1. HEK293 cells were co‐transfected with untagged CDKL5 (wild type “WT” or the mutants indicated) and HA‐tagged MAP1S. Anti‐HA precipitates were subjected to Western blotting with the antibodies indicated. The input extracts were also subjected to immunoblotting (lower panels). Three independent experiments were done, and one representative experiment is shown.
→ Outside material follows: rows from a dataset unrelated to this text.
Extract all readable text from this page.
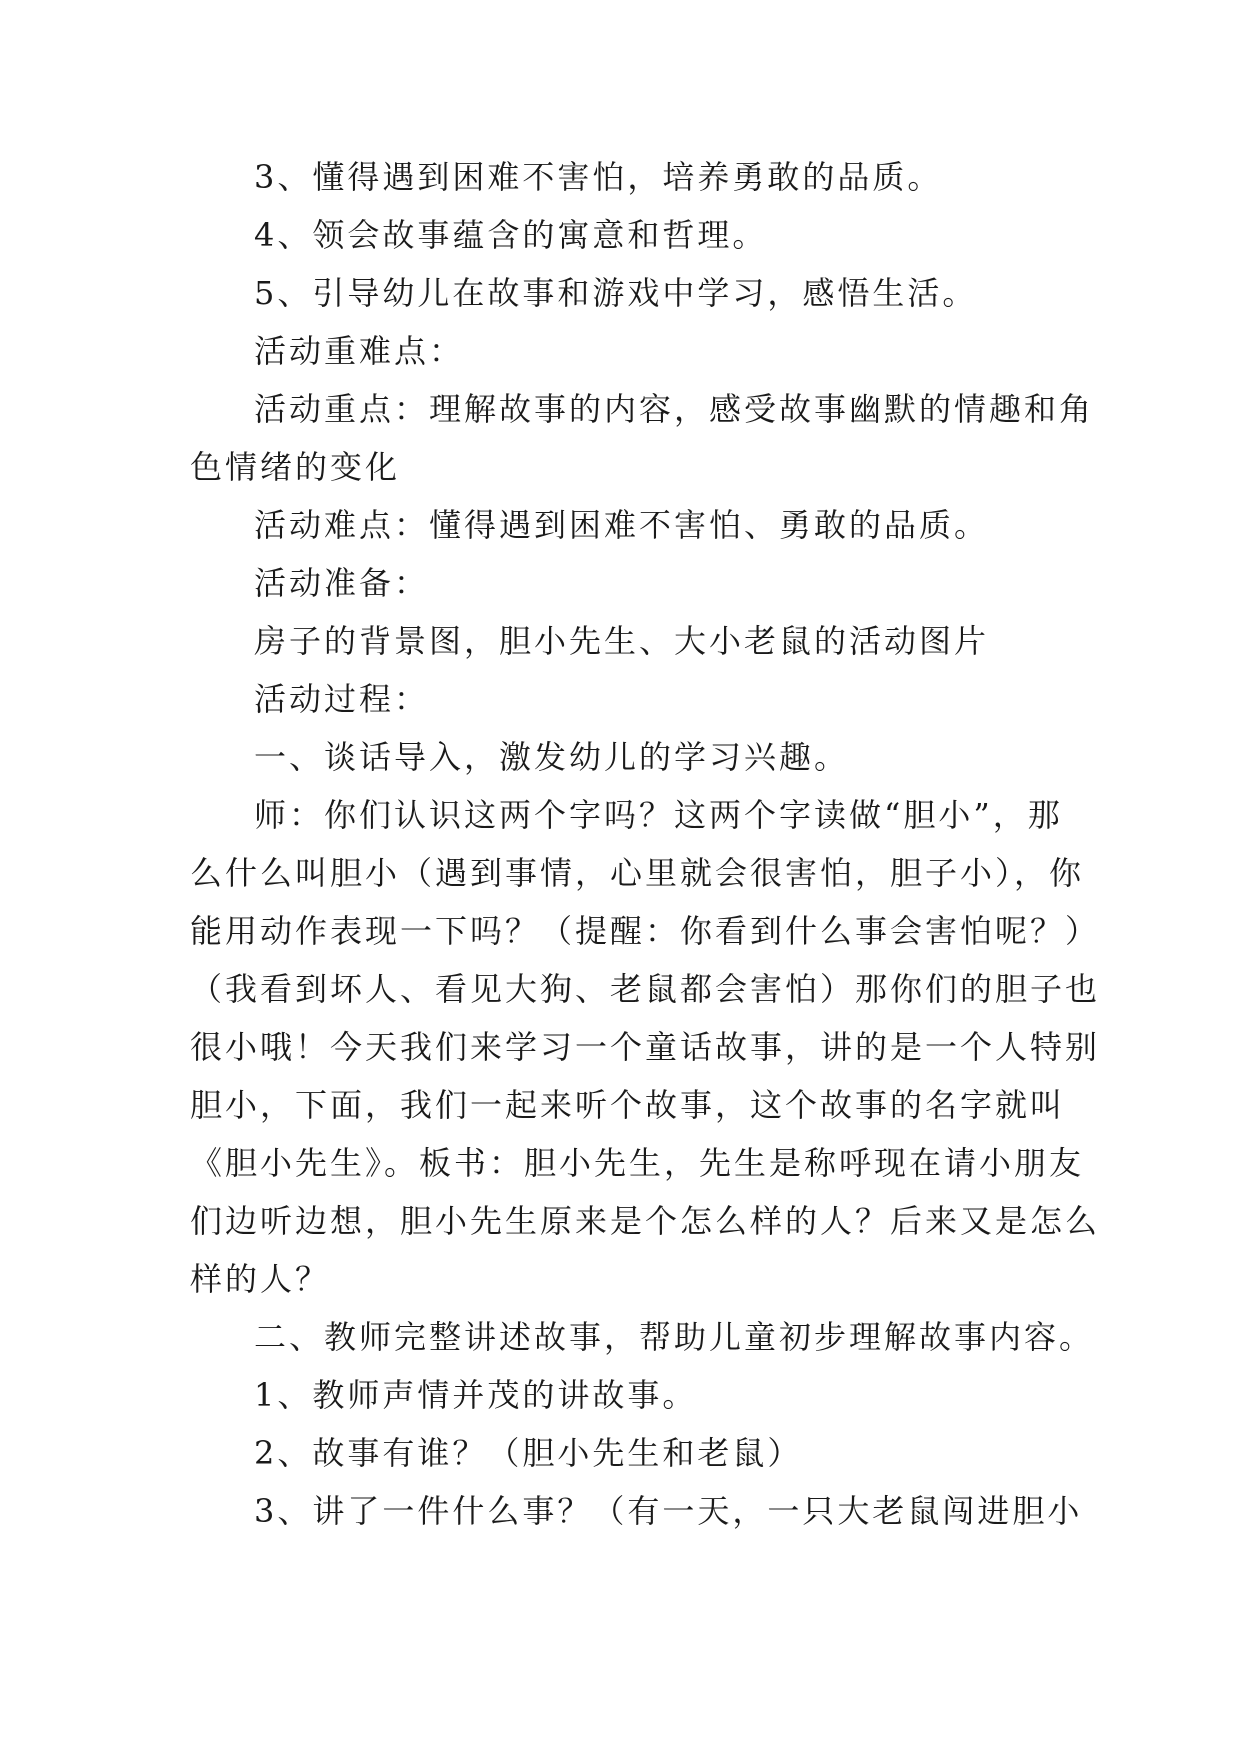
3、懂得遇到困难不害怕，培养勇敢的品质。

4、领会故事蕴含的寓意和哲理。

5、引导幼儿在故事和游戏中学习，感悟生活。

活动重难点：

活动重点：理解故事的内容，感受故事幽默的情趣和角

色情绪的变化

活动难点：懂得遇到困难不害怕、勇敢的品质。

活动准备：

房子的背景图，胆小先生、大小老鼠的活动图片

活动过程：

一、谈话导入，激发幼儿的学习兴趣。

师：你们认识这两个字吗？这两个字读做“胆小”，那

么什么叫胆小（遇到事情，心里就会很害怕，胆子小），你

能用动作表现一下吗？（提醒：你看到什么事会害怕呢？）

（我看到坏人、看见大狗、老鼠都会害怕）那你们的胆子也

很小哦！今天我们来学习一个童话故事，讲的是一个人特别

胆小，下面，我们一起来听个故事，这个故事的名字就叫

《胆小先生》。板书：胆小先生，先生是称呼现在请小朋友

们边听边想，胆小先生原来是个怎么样的人？后来又是怎么

样的人？

二、教师完整讲述故事，帮助儿童初步理解故事内容。

1、教师声情并茂的讲故事。

2、故事有谁？（胆小先生和老鼠）

3、讲了一件什么事？（有一天，一只大老鼠闯进胆小
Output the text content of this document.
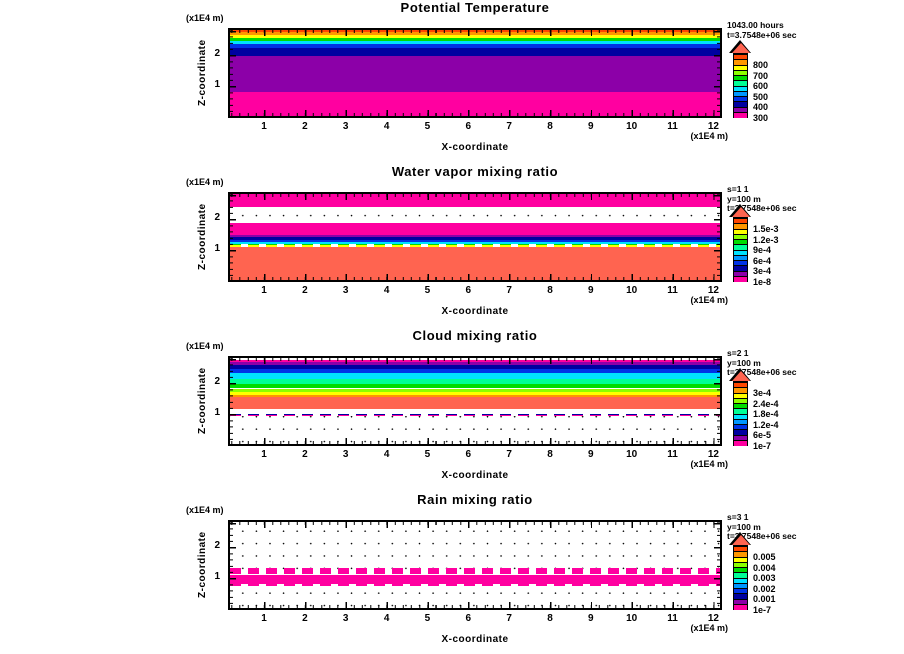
Potential Temperature
(x1E4 m)
Z-coordinate
(x1E4 m)
X-coordinate
1043.00 hours
t=3.7548e+06 sec
800
700
600
500
400
300
1	2	3	4	5	6	7	8	9	10	11	12
2
1
Water vapor mixing ratio
(x1E4 m)
Z-coordinate
(x1E4 m)
X-coordinate
s=1 1
y=100 m
t=3.7548e+06 sec
1.5e-3
1.2e-3
9e-4
6e-4
3e-4
1e-8
1	2	3	4	5	6	7	8	9	10	11	12
2
1
Cloud mixing ratio
(x1E4 m)
Z-coordinate
(x1E4 m)
X-coordinate
s=2 1
y=100 m
t=3.7548e+06 sec
3e-4
2.4e-4
1.8e-4
1.2e-4
6e-5
1e-7
1	2	3	4	5	6	7	8	9	10	11	12
2
1
Rain mixing ratio
(x1E4 m)
Z-coordinate
(x1E4 m)
X-coordinate
s=3 1
y=100 m
t=3.7548e+06 sec
0.005
0.004
0.003
0.002
0.001
1e-7
1	2	3	4	5	6	7	8	9	10	11	12
2
1
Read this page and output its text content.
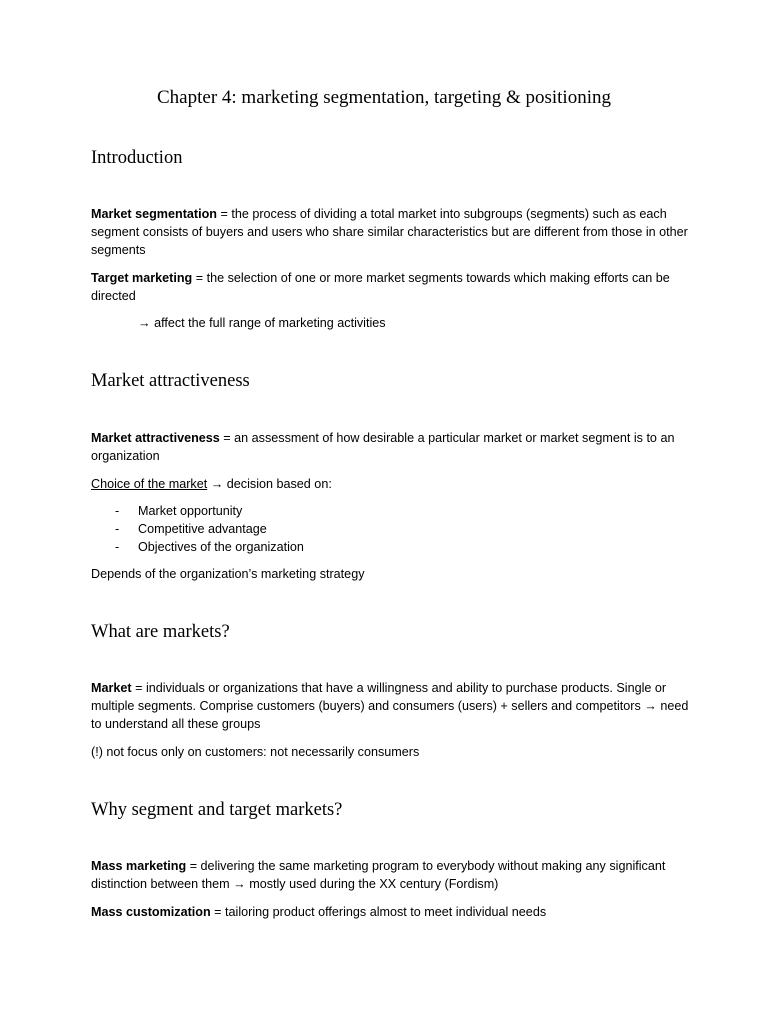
Chapter 4: marketing segmentation, targeting & positioning
Introduction

Market segmentation = the process of dividing a total market into subgroups (segments) such as each segment consists of buyers and users who share similar characteristics but are different from those in other segments

Target marketing = the selection of one or more market segments towards which making efforts can be directed

→ affect the full range of marketing activities

Market attractiveness

Market attractiveness = an assessment of how desirable a particular market or market segment is to an organization

Choice of the market → decision based on:

- Market opportunity
- Competitive advantage
- Objectives of the organization

Depends of the organization’s marketing strategy

What are markets?

Market = individuals or organizations that have a willingness and ability to purchase products. Single or multiple segments. Comprise customers (buyers) and consumers (users) + sellers and competitors → need to understand all these groups

(!) not focus only on customers: not necessarily consumers

Why segment and target markets?

Mass marketing = delivering the same marketing program to everybody without making any significant distinction between them → mostly used during the XX century (Fordism)

Mass customization = tailoring product offerings almost to meet individual needs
Hi, high exposure; lo, low exposure.

2. Anti‐FLAG precipitates from HEK293 cells transiently expressing FLAG‐tagged CDKL5 (wild type “WT” or the mutants indicated) were incubated with a synthetic peptide corresponding to the sequence around the MAP1S Ser⁹⁰⁰ phosphorylation site, in the presence of [γ‐³²P]‐labelled ATP‐Mg²⁺. Peptide phosphorylation was quantitated in a scintillation counter. Data are represented as mean ± SEM from three independent experiments.

3. HEK293 cells were co‐transfected with untagged CDKL5 (wild type “WT” or the mutants indicated) and FLAG‐tagged CEP131. Anti‐FLAG precipitates were subjected to Western blotting with the antibodies indicated. The input extracts were also subjected to immunoblotting (lower panels). Three independent experiments were done, and one representative experiment is shown. Hi, high exposure; lo, low exposure.

4. Anti‐FLAG precipitates from HEK293 cells transiently expressing FLAG‐tagged CDKL5 (wild type “WT” or the mutants indicated) were incubated with a synthetic peptide corresponding to the sequence around the CEP131 Ser³⁵ phosphorylation site, in the presence of [γ‐³²P]‐labelled ATP‐Mg²⁺. Peptide phosphorylation was quantitated in a scintillation counter. Data are represented as mean ± SEM from three independent experiments.

Source data are available online for this figure.

Figure EV6. Effect of pathological mutations on CDKL5 tyrosine phosphorylation

HEK293 cells were transfected with FLAG‐tagged CDKL5 (wild type “WT” or a K⁴²R kinase‐dead “KD” mutant, or the mutants indicated). Anti‐FLAG precipitates were subjected to Western blotting with the antibodies indicated.Source data are available online for this figure.